How do I go about finding a language recognized by the following automaton? And is it possible to find a corresponding regular expression? I've read some posts about the same issue here on CS.SE but none of the approaches seem to give me a solution.
EDIT: I've just learned Arden's theorem and the method of solving this with a system of regular expressions (as this is actually not covered in my course but looks a lot more practical and easier than just 'guessing').
What I've got so far:
If we label the states clockwise from 1 to 5, such that the accepted state is $X_3$, I get the following equations.

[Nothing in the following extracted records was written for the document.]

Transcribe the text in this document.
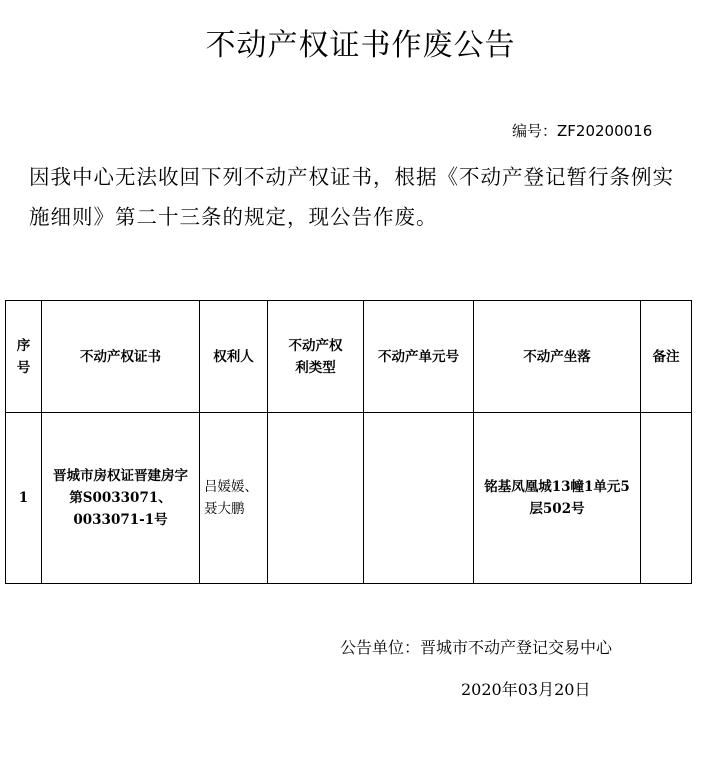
不动产权证书作废公告
编号：ZF20200016
因我中心无法收回下列不动产权证书，根据《不动产登记暂行条例实施细则》第二十三条的规定，现公告作废。
序号	不动产权证书	权利人	不动产权利类型	不动产单元号	不动产坐落	备注
1	晋城市房权证晋建房字第S0033071、0033071-1号	吕媛媛、聂大鹏			铭基凤凰城13幢1单元5层502号	
公告单位：晋城市不动产登记交易中心
2020年03月20日
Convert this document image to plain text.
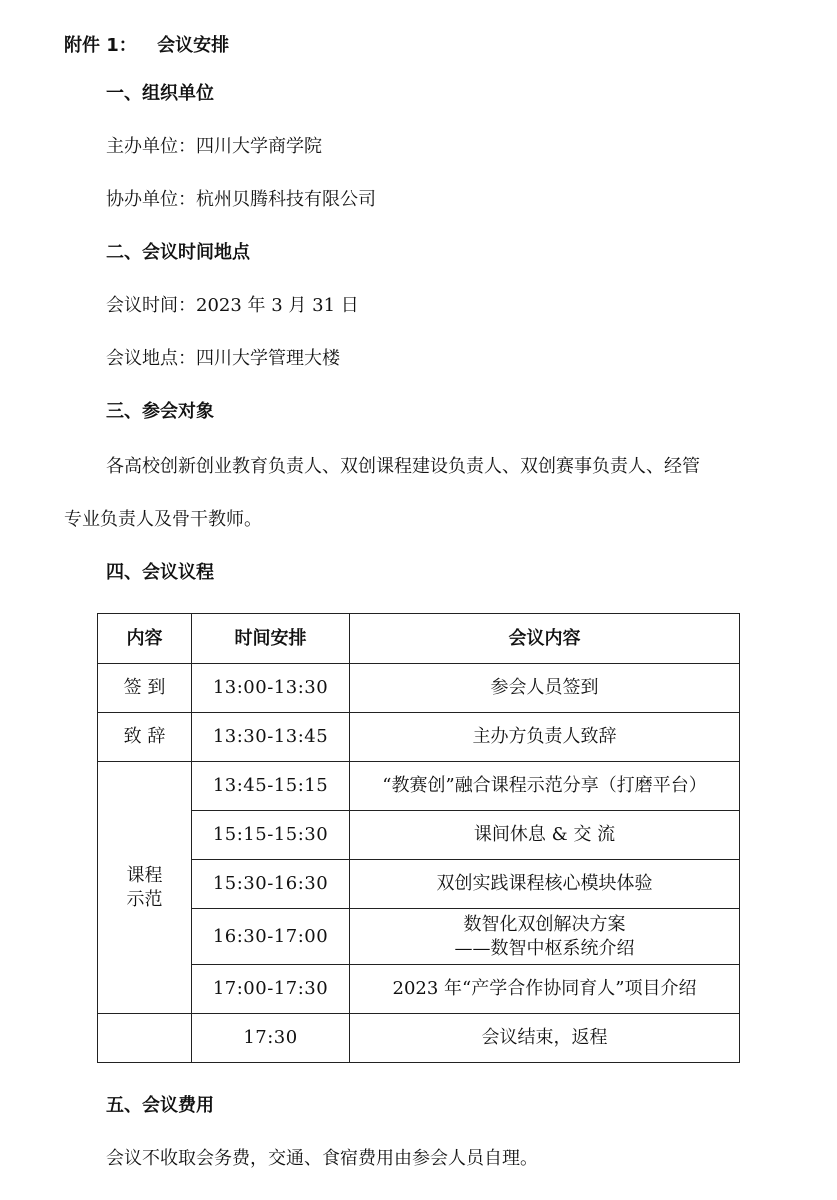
附件 1： 会议安排
一、组织单位
主办单位：四川大学商学院
协办单位：杭州贝腾科技有限公司
二、会议时间地点
会议时间：2023 年 3 月 31 日
会议地点：四川大学管理大楼
三、参会对象
各高校创新创业教育负责人、双创课程建设负责人、双创赛事负责人、经管
专业负责人及骨干教师。
四、会议议程
内容	时间安排	会议内容
签 到	13:00-13:30	参会人员签到
致 辞	13:30-13:45	主办方负责人致辞

课程
示范	13:45-15:15	“教赛创”融合课程示范分享（打磨平台）
	15:15-15:30	课间休息 & 交 流
	15:30-16:30	双创实践课程核心模块体验
	16:30-17:00	数智化双创解决方案
——数智中枢系统介绍

	17:00-17:30	2023 年“产学合作协同育人”项目介绍
	17:30	会议结束，返程
五、会议费用
会议不收取会务费，交通、食宿费用由参会人员自理。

$$\begin{cases} X_1 = 0X_1 + 1X_4 \\ X_2 = 0X_2 + 1X_1 \\ X_3 = 0X_3 + 1X_2 + \epsilon \\ X_4 = 0X_4 + 1X_5 \\ X_5 = 0X_5 + 1X_3 \end{cases}$$
If I apply Arden's theorem to every one of these, I get:
$$\begin{cases} X_1 = 0^*1X_4 \\ X_2 = 0^*1X_1 \\ X_3 = 0^*(1X_2 + \epsilon) \\ X_4 = 0^*1X_5 \\ X_5 = 0^*1X_3 \end{cases}$$
Substituting until reaching an equation for $X_3$ gives me the following: $$X_3=0^*10^*10^*10^*10^*1X_3+0^*$$ And apply Arden's theorem one last time: $$X_3=0^*(0^*10^*10^*10^*10^*1)^*$$ Which would be the regular expression for this automaton, however this does not seem to be right at all. Any suggestions or tips where I (could) have gone wrong?